Finanzpolitisch ist der Koalitionsvertrag weitgehend auf die Erwartung eines baldigen "Wirtschaftswachstums" gebaut, das durch verschiedene Maßnahmen "angestoßen" werden soll. "100.000 Arbeitslose weniger haben eine Entlastungswirkung von etwa zwei Milliarden Euro im Haushalt und den Sozialkassen", verkündete die Kanzlerin. Fragt sich nur, woher die wundersame Reduzierung der Arbeitslosigkeit angesichts zunehmender Firmenzusammenbrüche und angekündigter Massenentlassungen kommen soll. Gelinge dies nicht, werde es "sehr schwierig", räumte Merkel schon mal ein. Es ist nur eine Frage der Zeit, bis die gewaltige Staatsverschuldung auf dem Rücken der Massen abgewälzt werden muss.

Unternehmerverbands-Chef Dieter Hundt (BDA) begrüßte vor allem "den Einstieg in die Entkopplung der Kosten für Gesundheit und Pflege vom Arbeitsverhältnis" und den Verzicht auf gesetzliche Mindestlöhne, monierte aber fehlende "weitergehende Schritte zur Flexibilisierung des Arbeitsrechts". Wachsende Proteste wird neben den Plänen zur Kranken- und Pflegeversicherung sicher auch die nun festgeschriebene Verlängerung der Laufzeit für Atomkraftwerke herausfordern.
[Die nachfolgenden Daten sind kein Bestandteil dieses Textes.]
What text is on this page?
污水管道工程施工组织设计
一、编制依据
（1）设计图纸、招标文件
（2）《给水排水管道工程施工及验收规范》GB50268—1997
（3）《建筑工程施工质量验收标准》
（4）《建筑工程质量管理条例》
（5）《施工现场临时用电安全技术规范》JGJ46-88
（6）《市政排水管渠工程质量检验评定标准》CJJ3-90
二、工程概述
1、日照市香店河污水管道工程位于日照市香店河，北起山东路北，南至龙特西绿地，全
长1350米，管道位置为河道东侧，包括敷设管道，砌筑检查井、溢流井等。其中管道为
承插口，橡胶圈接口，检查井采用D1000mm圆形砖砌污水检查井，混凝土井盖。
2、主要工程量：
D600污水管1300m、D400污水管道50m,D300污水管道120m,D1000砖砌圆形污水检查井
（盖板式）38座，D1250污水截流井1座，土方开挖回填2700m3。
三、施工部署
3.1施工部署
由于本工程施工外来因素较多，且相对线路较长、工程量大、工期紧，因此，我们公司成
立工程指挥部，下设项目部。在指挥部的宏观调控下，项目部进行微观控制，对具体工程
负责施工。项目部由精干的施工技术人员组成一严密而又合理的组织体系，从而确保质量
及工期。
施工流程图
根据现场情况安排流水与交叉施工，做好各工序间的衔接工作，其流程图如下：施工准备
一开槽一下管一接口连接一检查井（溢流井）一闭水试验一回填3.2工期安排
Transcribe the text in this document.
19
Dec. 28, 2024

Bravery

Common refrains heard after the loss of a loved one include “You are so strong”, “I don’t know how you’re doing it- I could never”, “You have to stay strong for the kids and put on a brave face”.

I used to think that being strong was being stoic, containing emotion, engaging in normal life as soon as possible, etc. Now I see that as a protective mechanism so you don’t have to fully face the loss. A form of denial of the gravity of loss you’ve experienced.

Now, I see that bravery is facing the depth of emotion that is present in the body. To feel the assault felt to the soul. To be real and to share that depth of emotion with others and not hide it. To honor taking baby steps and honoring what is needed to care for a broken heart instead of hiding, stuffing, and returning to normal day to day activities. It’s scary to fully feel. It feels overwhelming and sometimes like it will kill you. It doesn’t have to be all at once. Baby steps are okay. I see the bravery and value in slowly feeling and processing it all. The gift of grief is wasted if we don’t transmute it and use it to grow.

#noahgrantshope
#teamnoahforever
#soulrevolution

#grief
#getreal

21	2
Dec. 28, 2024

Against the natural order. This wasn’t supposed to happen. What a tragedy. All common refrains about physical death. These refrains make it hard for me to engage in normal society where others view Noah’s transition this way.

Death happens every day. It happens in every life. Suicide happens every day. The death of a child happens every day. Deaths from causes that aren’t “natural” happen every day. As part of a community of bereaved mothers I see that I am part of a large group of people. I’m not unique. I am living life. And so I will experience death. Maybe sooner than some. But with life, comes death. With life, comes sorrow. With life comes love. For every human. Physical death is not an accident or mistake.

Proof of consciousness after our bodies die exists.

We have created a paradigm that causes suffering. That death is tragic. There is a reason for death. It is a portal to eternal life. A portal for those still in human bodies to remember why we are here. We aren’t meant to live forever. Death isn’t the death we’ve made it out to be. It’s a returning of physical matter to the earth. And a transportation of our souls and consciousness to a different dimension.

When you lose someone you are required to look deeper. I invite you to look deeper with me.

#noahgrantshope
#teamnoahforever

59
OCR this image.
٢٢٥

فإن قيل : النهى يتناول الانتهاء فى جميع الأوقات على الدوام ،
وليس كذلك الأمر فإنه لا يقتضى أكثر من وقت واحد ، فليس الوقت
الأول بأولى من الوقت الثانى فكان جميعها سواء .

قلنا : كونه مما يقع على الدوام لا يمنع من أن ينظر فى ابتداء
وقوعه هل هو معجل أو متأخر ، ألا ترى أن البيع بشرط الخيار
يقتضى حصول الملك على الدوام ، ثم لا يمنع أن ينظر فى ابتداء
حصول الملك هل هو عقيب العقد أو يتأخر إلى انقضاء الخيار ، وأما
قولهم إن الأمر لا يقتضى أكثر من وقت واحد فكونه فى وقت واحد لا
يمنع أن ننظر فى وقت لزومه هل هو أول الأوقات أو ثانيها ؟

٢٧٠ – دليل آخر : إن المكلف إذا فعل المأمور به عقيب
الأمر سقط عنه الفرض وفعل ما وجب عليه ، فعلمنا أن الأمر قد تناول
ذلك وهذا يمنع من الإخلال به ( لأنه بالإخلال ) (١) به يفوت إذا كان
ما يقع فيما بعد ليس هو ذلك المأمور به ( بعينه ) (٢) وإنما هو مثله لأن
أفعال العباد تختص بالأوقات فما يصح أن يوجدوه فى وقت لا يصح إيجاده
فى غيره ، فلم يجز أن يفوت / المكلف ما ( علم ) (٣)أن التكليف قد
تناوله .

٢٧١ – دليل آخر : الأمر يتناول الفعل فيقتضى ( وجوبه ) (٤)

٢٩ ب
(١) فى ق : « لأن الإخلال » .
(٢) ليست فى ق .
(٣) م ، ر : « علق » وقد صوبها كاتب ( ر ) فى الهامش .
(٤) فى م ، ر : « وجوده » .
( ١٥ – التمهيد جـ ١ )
Über den Koalitionsvertrag werden heute und morgen noch Sonderparteitage der Regierungsparteien abstimmen, für Montagabend ist die offizielle Unterzeichnung geplant und am Mittwoch soll das neue Kabinett vereidigt werden.

SPD-Chef Frank-Walter Steinmeier warf der neuen Regierung scheinheilig vor, "den Menschen ... bittere Wahrheiten vorzuenthalten" und sie über ihre "wahren Pläne" zu täuschen". Die Leute haben aber nicht vergessen, mit welch großartigen wie illusionären Versprechungen die SPD vor den Wahlen über ihre tatsächlichen Pläne hinwegtäuschte. Dass sie ihr dies nach all den Erfahrungen der letzten 11 Jahre nicht mehr abkaufen, war einer der hauptsächlichen Gründe für ihre hohen Wahlverluste.

Die richtige Konsequenz haben unter anderem die bis zu 3.500 Teilnehmer der gestrigen Demonstration gegen die neue Regierung in Berlin gezogen, die ihr dort eine "Begrüßung der besonderen Art" bereiteten (siehe "rf-news"-Bericht). Die Herbstdemonstration war gekennzeichnet von einer neuen Qualität sowohl der bewussten und kompetenten Kampfansage an die neue Regierungspolitik als auch der Breite ihrer Zusammensetzung, neuer Beziehungen und Bündnispartner, die Ergebnis einer jahrelangen Arbeit sind. Damit erweist sich die kämpferische Opposition gut gerüstet für die Auseinandersetzung mit der Merkel/Westerwelle-Regierung.